Japan's Prime Minister Fumio Kishida joins by video conference a press conference at the Tokyo International Conference on African Development (TICAD) in Tunisia. ©AFP

Tunis (AFP) - Japan will cooperate closely with African countries to promote "more resilient" economies, Prime Minister Fumio Kishida told the final session of an investment conference in Tunisia on Sunday.

He also promised Japan would use its place on the United Nations Security Council next year to push for a permanent African seat on the world body, a day after announcing $30 billion in public and private finance for the continent.

Japan wants "to create an environment where African people can live in peace and security so they can develop," Kishida said, speaking via live video from Tokyo after testing positive for Covid-19 days earlier.

Senegalese President Macky Sall, chair of the 55-member African Union, backed Kishida's call for the continent to have a seat on the UN Security Council.

Conflicts "that destabilise us and prevent us from developing must be taken into account by the Security Council" whose mission it is to promote international peace and security, Sall said.

He also called for a greater role for African peacekeepers in resolving conflicts.

"Without security there can be no development," Sall said.

The eighth Tokyo International Conference on African Development (TICAD) took place in Tunisia, one of many import-dependent countries battered by global supply disruptions and price spikes unleashed by the coronavirus pandemic and the war in Ukraine.

Some 20 African heads of state and government took part in the summit in the North African nation, which brought together around 5,000 people from business and other sectors and shut down major roads across Tunis, causing weekend traffic chaos.

'New approach'

Tunisian host President Kais Saied called for a "new approach" towards Africa, noting that many countries which had racked up large foreign debts since independence were also net exporters of human resources -- taking skills gained in Africa to be used in the global North.

"Who is lending to whom?" he asked.

Sall called for African debts to be rescheduled or cancelled, as well as for the implementation of a promise by the G20 group of nations to suspend interest payments.

"Given the double crisis we're facing, these measures are necessary to relaunch our economies," he said.

The conference came as Japan's rival China cements its influence on the continent with its "Belt and Road" infrastructure initiative, and as experts express concern about the long-term sustainability of some African nations' borrowing from Beijing.
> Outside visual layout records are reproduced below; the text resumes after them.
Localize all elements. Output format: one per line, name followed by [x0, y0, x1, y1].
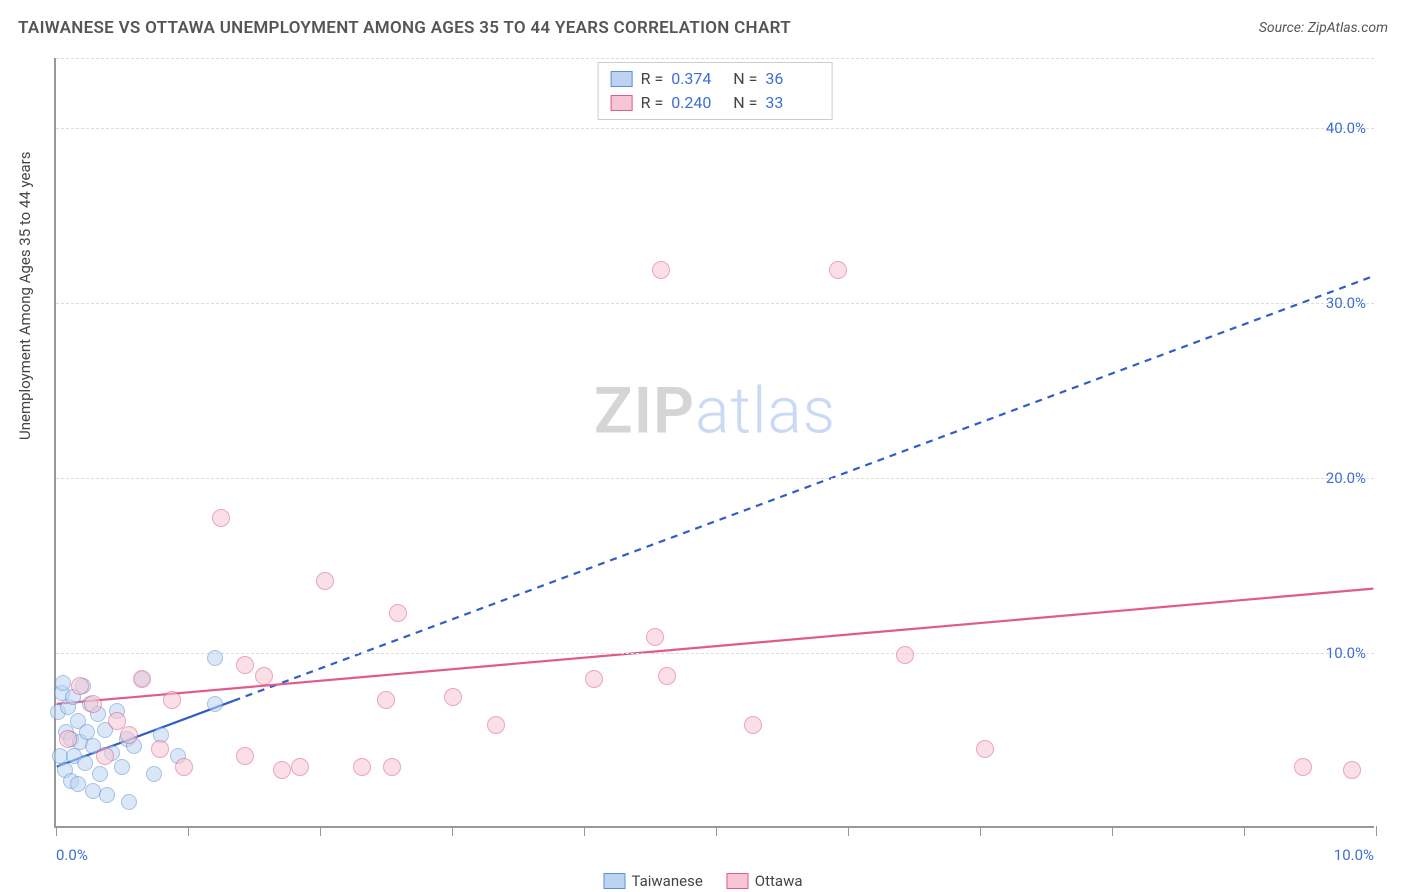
- scatter-point: [389, 604, 407, 622]
- x-tick: [452, 826, 453, 836]
- scatter-point: [84, 695, 102, 713]
- scatter-point: [976, 740, 994, 758]
- x-tick: [320, 826, 321, 836]
- y-tick-label: 30.0%: [1326, 294, 1366, 312]
- x-tick: [1244, 826, 1245, 836]
- r-label: R =: [641, 91, 664, 115]
- scatter-point: [59, 730, 77, 748]
- legend-swatch: [611, 71, 633, 87]
- stats-box: R = 0.374 N = 36 R = 0.240 N = 33: [598, 62, 833, 120]
- x-tick: [584, 826, 585, 836]
- scatter-point: [207, 696, 223, 712]
- scatter-point: [896, 646, 914, 664]
- scatter-point: [383, 758, 401, 776]
- x-axis-start-label: 0.0%: [56, 846, 88, 864]
- scatter-point: [175, 758, 193, 776]
- scatter-point: [585, 670, 603, 688]
- trend-line-solid: [57, 589, 1374, 704]
- watermark: ZIPatlas: [594, 374, 836, 449]
- scatter-point: [133, 670, 151, 688]
- scatter-point: [236, 747, 254, 765]
- scatter-point: [829, 261, 847, 279]
- y-tick-label: 20.0%: [1326, 469, 1366, 487]
- scatter-point: [70, 776, 86, 792]
- source-label: Source: ZipAtlas.com: [1259, 20, 1388, 36]
- scatter-point: [121, 794, 137, 810]
- scatter-point: [163, 691, 181, 709]
- r-value: 0.374: [671, 67, 725, 91]
- x-tick: [716, 826, 717, 836]
- n-label: N =: [733, 67, 757, 91]
- y-axis-label: Unemployment Among Ages 35 to 44 years: [16, 152, 34, 440]
- scatter-point: [151, 740, 169, 758]
- scatter-point: [77, 755, 93, 771]
- chart-title: TAIWANESE VS OTTAWA UNEMPLOYMENT AMONG A…: [18, 18, 791, 38]
- scatter-point: [652, 261, 670, 279]
- x-tick: [1112, 826, 1113, 836]
- x-axis-end-label: 10.0%: [1334, 846, 1374, 864]
- gridline: [56, 653, 1374, 654]
- scatter-point: [487, 716, 505, 734]
- legend-label: Taiwanese: [631, 872, 702, 890]
- scatter-point: [316, 572, 334, 590]
- scatter-point: [444, 688, 462, 706]
- x-tick: [1376, 826, 1377, 836]
- stats-row: R = 0.240 N = 33: [611, 91, 820, 115]
- x-tick: [188, 826, 189, 836]
- legend-item: Taiwanese: [603, 872, 702, 890]
- scatter-point: [92, 766, 108, 782]
- legend-label: Ottawa: [755, 872, 803, 890]
- gridline: [56, 303, 1374, 304]
- scatter-point: [99, 787, 115, 803]
- scatter-point: [646, 628, 664, 646]
- legend-item: Ottawa: [727, 872, 803, 890]
- legend-swatch: [603, 873, 625, 889]
- scatter-point: [85, 783, 101, 799]
- scatter-point: [1343, 761, 1361, 779]
- scatter-point: [291, 758, 309, 776]
- n-value: 36: [765, 67, 819, 91]
- bottom-legend: Taiwanese Ottawa: [603, 872, 802, 890]
- stats-row: R = 0.374 N = 36: [611, 67, 820, 91]
- gridline: [56, 128, 1374, 129]
- plot-area: ZIPatlas R = 0.374 N = 36 R = 0.240 N = 33 10.0…: [54, 58, 1374, 828]
- scatter-point: [55, 675, 71, 691]
- x-tick: [980, 826, 981, 836]
- n-value: 33: [765, 91, 819, 115]
- scatter-point: [212, 509, 230, 527]
- y-tick-label: 10.0%: [1326, 644, 1366, 662]
- scatter-point: [71, 677, 89, 695]
- scatter-point: [273, 761, 291, 779]
- x-tick: [848, 826, 849, 836]
- watermark-part1: ZIP: [594, 374, 695, 449]
- scatter-point: [120, 726, 138, 744]
- scatter-point: [96, 747, 114, 765]
- gridline: [56, 58, 1374, 59]
- scatter-point: [207, 650, 223, 666]
- y-tick-label: 40.0%: [1326, 119, 1366, 137]
- scatter-point: [658, 667, 676, 685]
- scatter-point: [1294, 758, 1312, 776]
- scatter-point: [744, 716, 762, 734]
- r-label: R =: [641, 67, 664, 91]
- n-label: N =: [733, 91, 757, 115]
- scatter-point: [353, 758, 371, 776]
- gridline: [56, 478, 1374, 479]
- trend-line-dashed: [233, 276, 1373, 701]
- scatter-point: [255, 667, 273, 685]
- scatter-point: [236, 656, 254, 674]
- watermark-part2: atlas: [695, 374, 836, 449]
- legend-swatch: [611, 95, 633, 111]
- trend-lines: [56, 58, 1374, 826]
- scatter-point: [146, 766, 162, 782]
- r-value: 0.240: [671, 91, 725, 115]
- scatter-point: [377, 691, 395, 709]
- x-tick: [56, 826, 57, 836]
- scatter-point: [114, 759, 130, 775]
- legend-swatch: [727, 873, 749, 889]
- title-bar: TAIWANESE VS OTTAWA UNEMPLOYMENT AMONG A…: [18, 18, 1388, 38]
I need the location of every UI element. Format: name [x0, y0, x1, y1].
Kishida also announced that Japan would appoint a special envoy to the Horn of Africa, where a long and devastating drought in parts of Ethiopia, Kenya and Somalia has prompted the UN's weather agency to warn this week of an "unprecedented humanitarian catastrophe".

In West Africa, Kishida said Japan would pump $8.3 million into the troubled but gold-rich Liptako-Gourma tri-border area between Mali, Niger and Burkina Faso that has been ravaged by jihadist attacks in recent years.

The aid will aim to "develop good cooperation between residents and local authorities" and help improve administrative services for the area's five million residents, he said.

In a final statement, the conference participants voiced "deep concern (over) the negative socio-economic impact" of the Ukraine crisis, saying it had created food insecurity in Africa.

"(We) reiterate the repeated calls for the resumption of the export of cereals, grains and agricultural products as well as fertilisers to global markets in order to relieve the African population," the declaration read.